Unfortunately, financial problems in your marriage may be leading to a divorce. Money problems and marital difficulties often go hand in hand. If your financial calamity is causing your marriage to end, you may be wondering about the logistics of filing for bankruptcy along with divorce.
The truth is that divorcing will likely not make your financial issues go away. In fact, splitting up and living on your own will likely make you struggle more with your finances. Things may go more smoothly for you if you declare bankruptcy before the divorce. Here is why.
Filing jointly comes with many benefits
If you and your spouse file a joint bankruptcy, you may be able to save a lot of money on fees. Joint bankruptcy will also likely save time in comparison to filing during the divorce case.

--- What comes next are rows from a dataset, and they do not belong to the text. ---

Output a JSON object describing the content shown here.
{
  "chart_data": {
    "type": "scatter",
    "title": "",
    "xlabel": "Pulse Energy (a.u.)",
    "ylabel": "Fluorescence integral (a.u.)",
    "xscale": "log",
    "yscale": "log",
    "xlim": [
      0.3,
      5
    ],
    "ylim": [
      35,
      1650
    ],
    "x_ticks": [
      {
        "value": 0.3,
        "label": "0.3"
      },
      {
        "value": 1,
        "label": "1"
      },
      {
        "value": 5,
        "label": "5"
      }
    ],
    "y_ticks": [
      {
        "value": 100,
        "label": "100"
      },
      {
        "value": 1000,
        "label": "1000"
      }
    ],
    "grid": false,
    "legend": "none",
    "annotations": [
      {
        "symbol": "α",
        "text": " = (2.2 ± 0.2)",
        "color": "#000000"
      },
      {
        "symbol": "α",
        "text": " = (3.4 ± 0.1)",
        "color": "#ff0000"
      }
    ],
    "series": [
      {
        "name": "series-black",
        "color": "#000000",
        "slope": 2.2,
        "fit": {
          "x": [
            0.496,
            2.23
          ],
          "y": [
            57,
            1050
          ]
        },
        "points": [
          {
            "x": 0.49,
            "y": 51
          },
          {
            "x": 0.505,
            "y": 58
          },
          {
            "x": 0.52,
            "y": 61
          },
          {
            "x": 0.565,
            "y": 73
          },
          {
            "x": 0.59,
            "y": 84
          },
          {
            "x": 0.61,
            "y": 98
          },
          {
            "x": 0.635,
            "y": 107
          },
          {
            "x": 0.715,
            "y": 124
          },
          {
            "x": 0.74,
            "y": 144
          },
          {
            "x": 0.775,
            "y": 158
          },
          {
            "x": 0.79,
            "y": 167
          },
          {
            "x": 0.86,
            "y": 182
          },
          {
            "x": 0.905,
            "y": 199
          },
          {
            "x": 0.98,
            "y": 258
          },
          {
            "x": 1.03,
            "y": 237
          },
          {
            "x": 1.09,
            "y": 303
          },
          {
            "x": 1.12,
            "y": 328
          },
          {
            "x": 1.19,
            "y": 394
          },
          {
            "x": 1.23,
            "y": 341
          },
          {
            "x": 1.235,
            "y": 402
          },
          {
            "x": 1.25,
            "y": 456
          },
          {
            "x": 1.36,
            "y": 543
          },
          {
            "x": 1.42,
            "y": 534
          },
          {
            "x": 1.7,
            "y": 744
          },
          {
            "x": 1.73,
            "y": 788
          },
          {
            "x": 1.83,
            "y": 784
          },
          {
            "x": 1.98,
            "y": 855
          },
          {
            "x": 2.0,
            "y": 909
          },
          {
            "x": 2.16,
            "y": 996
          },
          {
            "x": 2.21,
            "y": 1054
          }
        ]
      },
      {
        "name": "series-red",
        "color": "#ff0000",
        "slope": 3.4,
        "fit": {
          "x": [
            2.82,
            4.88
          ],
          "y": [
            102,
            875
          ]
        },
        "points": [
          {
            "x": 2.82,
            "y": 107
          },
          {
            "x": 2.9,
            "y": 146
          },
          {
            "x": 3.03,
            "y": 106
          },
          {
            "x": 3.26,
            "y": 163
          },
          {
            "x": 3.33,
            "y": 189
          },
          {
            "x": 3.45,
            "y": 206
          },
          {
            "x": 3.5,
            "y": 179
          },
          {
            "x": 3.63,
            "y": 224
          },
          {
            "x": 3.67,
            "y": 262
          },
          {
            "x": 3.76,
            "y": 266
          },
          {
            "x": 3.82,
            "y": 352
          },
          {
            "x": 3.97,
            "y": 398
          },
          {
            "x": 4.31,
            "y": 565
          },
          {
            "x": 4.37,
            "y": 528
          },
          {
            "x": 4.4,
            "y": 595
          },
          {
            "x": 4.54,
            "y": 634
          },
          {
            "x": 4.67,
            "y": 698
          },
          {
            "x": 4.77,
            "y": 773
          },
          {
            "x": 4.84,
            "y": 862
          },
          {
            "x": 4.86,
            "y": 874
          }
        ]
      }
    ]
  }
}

Filing a joint case before the divorce proceedings begin may also reduce stress and make the property division process go more smoothly.
Eliminate liability for joint debt
Declaring bankruptcy before the divorce also means your responsibility to pay any joint debt will be relieved. If you are liable for your mortgage, credit cards or loans, then filing for bankruptcy will immediately erase your liability, so you will not need to worry about incurring a massive amount of joint debts.
Get ahead of your spouse
Think about what may happen if your spouse decides to file for bankruptcy during your divorce. If this occurs, then you may be responsible for all the debt. If you suspect your soon-to-be ex-spouse is thinking about filing for bankruptcy, you should think about either filing a joint case or filing before he or she does.
Filing for bankruptcy may make sense for you, especially if you qualify for Chapter 7 bankruptcy. However, you should always talk to an attorney about your unique situation to determine the timing of your filings.